David Reid gave a short history of the two charities of which he is a member. Updated from the Barlestone Book July 2016
In 1698 the then rector of Market Bosworth and his French wife had a son (Ferrand Spence)
In 1640 Ferdinand became one of the first spies this country ever had. He was employed by the GPO and intercepted letters
He was sponsored by the Archbishop of Canterbury.
His will left money in trust for the poor in the Market Bosworth area, of which there are 8 persons in Barlestone who still get to benefit from this trust.
As a matter of interest the present Clerk to the Spence Charity bought a Shakespearean book which gave acknowledgement of Ferdinand Spence for the translation.
The trustee board is made up of representatives of each village in the Market Bosworth Diocese.
THE BULL PIECE
The field has been used for the benefit of the poor since time immemorial. In 1638 this area of land was known as the 'Poore Mans Piece' and in 1678 as the 'Parsons Close' It is not known when the name was changed to the Bull Piece, this usually being where the church kept a bull for servicing the cows of the parish, the villagers paying for its services. The Bull Piece, containing about an acre and a rood, was laid open to a part of the Glebe until 1856 when it was fenced off.
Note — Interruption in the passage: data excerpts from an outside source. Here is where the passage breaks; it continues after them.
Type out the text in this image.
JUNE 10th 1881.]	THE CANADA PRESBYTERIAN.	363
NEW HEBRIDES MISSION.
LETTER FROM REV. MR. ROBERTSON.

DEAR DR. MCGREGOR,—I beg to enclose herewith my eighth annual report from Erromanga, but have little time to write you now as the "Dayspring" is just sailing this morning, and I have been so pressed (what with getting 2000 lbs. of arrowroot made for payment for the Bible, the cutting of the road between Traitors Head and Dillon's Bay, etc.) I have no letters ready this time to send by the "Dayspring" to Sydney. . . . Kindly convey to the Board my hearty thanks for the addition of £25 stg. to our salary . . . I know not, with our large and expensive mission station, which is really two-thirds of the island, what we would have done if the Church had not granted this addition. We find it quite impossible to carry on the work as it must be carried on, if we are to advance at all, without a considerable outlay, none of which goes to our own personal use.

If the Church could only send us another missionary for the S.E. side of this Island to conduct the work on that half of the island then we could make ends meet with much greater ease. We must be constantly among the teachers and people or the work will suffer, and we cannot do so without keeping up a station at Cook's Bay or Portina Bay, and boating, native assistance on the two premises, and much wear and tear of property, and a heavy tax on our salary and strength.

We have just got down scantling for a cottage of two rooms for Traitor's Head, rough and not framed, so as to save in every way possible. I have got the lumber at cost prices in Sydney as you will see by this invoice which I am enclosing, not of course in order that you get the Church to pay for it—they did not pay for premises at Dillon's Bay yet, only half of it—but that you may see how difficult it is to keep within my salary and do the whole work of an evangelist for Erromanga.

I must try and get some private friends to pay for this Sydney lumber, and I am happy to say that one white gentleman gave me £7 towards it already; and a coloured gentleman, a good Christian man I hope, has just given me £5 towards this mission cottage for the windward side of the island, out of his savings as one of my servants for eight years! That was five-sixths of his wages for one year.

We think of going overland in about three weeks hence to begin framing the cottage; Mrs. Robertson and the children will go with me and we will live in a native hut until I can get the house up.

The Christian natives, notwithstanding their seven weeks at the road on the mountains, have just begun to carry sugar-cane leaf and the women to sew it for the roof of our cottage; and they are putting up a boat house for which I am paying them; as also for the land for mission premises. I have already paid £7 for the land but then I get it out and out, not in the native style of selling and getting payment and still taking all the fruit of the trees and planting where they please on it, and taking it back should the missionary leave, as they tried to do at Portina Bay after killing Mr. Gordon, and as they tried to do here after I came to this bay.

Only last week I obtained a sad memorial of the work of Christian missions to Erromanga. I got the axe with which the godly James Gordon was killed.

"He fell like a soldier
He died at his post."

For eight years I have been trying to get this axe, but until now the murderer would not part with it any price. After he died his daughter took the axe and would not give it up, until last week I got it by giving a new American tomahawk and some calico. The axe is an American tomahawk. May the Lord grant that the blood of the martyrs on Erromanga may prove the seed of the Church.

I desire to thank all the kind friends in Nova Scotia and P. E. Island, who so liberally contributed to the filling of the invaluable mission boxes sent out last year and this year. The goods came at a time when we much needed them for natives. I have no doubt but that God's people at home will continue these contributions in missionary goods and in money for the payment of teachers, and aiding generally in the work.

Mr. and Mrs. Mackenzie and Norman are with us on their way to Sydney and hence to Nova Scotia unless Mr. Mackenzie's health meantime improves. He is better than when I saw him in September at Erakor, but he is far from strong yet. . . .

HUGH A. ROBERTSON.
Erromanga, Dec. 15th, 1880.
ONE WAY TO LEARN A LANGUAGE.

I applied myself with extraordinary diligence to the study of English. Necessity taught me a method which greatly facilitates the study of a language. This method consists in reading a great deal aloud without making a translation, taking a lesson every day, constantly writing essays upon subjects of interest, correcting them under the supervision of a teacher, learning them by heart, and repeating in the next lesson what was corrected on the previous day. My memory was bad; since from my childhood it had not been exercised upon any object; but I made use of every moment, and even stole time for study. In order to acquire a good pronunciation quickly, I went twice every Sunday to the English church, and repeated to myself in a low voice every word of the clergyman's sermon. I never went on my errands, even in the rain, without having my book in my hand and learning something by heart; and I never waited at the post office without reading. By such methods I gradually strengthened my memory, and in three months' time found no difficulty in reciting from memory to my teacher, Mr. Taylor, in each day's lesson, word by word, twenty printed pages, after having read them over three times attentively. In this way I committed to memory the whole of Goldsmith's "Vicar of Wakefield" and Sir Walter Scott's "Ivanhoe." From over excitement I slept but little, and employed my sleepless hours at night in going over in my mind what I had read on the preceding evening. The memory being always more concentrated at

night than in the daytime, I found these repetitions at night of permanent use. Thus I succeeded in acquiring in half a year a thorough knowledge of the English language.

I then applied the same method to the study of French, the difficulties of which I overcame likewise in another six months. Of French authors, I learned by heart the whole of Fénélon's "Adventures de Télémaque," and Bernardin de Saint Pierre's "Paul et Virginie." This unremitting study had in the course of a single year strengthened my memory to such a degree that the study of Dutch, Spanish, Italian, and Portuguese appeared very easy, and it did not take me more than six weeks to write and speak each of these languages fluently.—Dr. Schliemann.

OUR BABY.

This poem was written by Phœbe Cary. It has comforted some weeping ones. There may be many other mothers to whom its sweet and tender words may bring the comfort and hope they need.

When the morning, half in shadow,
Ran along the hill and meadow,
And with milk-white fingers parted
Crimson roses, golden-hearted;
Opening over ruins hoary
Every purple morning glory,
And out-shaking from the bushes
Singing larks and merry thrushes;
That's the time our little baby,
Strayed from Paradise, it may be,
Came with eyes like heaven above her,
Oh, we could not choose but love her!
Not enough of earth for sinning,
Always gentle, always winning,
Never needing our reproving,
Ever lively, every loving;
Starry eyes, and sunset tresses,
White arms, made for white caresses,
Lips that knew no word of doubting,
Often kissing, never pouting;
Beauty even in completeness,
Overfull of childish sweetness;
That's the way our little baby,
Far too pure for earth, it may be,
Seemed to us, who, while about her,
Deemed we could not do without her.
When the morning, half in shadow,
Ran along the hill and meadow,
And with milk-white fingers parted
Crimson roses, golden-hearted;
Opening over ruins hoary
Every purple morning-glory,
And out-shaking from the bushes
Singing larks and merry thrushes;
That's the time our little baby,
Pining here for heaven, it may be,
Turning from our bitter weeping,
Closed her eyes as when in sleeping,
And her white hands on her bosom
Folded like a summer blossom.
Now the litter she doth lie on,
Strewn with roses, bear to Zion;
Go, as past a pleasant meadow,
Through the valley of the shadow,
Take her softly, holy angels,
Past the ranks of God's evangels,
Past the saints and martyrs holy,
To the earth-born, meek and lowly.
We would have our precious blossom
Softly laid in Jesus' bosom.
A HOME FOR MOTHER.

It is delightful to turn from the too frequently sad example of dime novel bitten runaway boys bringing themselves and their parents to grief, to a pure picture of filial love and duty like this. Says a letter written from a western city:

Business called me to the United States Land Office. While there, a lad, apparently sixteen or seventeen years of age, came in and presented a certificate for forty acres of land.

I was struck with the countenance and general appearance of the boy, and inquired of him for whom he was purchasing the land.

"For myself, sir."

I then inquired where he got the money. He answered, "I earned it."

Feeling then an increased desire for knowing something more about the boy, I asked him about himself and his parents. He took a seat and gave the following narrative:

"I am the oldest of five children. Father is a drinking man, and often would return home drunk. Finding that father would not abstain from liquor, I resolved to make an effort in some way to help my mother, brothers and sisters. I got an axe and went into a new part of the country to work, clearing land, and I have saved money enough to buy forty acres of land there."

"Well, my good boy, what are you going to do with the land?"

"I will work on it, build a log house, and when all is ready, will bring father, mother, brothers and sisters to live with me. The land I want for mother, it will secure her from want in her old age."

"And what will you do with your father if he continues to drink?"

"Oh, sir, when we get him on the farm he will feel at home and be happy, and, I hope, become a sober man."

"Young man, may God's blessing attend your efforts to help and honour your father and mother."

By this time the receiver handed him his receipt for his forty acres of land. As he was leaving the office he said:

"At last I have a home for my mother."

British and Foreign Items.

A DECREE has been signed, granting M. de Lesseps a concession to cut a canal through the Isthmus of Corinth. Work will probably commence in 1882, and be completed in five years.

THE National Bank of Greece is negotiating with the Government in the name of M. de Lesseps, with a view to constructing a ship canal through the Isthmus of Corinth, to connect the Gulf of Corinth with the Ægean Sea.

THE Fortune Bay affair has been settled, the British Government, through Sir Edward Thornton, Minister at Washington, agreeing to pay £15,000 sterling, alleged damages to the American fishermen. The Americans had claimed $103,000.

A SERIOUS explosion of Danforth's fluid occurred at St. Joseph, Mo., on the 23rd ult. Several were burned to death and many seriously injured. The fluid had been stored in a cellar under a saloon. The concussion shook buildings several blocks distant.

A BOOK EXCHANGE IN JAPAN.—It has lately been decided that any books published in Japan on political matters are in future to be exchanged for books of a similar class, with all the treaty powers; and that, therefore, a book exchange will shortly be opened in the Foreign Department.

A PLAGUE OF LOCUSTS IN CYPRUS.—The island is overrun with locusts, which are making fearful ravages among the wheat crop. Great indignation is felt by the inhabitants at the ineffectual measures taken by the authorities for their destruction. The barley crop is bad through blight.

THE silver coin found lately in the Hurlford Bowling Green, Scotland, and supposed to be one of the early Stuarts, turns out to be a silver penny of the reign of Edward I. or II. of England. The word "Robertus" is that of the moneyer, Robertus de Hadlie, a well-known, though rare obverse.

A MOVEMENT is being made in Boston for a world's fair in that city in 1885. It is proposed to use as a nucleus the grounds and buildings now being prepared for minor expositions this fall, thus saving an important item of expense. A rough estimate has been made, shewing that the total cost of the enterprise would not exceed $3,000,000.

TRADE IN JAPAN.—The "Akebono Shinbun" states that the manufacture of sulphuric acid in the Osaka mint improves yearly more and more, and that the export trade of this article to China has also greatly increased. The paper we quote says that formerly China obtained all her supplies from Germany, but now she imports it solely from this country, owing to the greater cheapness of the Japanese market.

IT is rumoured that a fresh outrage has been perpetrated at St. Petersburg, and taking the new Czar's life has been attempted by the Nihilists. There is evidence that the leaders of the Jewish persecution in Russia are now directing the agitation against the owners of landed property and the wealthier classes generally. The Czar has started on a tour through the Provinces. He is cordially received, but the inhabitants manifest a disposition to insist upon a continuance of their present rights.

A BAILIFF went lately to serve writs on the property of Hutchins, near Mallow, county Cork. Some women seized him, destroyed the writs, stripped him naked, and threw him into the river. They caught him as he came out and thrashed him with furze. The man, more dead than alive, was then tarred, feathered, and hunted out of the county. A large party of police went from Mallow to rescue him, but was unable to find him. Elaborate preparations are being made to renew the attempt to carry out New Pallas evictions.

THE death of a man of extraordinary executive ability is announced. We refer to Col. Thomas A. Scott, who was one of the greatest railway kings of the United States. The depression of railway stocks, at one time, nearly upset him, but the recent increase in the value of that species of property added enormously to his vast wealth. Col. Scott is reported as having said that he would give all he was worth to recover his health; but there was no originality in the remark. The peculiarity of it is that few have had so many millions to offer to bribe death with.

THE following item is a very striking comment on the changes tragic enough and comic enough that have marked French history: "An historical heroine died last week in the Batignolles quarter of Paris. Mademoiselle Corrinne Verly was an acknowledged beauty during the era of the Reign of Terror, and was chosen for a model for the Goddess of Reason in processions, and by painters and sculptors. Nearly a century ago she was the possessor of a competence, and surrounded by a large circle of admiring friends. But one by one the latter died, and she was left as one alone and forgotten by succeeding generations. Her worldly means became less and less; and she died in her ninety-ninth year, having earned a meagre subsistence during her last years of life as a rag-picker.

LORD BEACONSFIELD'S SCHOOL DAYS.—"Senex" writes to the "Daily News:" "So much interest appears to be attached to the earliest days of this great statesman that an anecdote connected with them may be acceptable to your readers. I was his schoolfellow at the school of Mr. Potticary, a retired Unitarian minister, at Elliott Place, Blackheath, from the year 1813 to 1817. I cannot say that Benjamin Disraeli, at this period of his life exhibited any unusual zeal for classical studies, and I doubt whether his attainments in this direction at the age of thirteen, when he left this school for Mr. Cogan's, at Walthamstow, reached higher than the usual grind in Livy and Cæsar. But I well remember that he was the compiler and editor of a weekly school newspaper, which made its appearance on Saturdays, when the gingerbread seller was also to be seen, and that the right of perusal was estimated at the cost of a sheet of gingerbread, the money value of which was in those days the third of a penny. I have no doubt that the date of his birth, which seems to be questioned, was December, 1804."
The rent of the field was distributed by the Parish Officers in clothing. The field still exists and is rented from the church by the Parish Council as a recreational area.
Mr. William Sills of Leamington Priors left £498. 12s 4d and his widow Mrs. Emma Sills, left £107 16s 4d, the interest of both sums to be distributed every Christmas in coals and blankets annually to the deserving poor of Barlestone at the discretion of the Trustees, the Minister and the Churchwardens.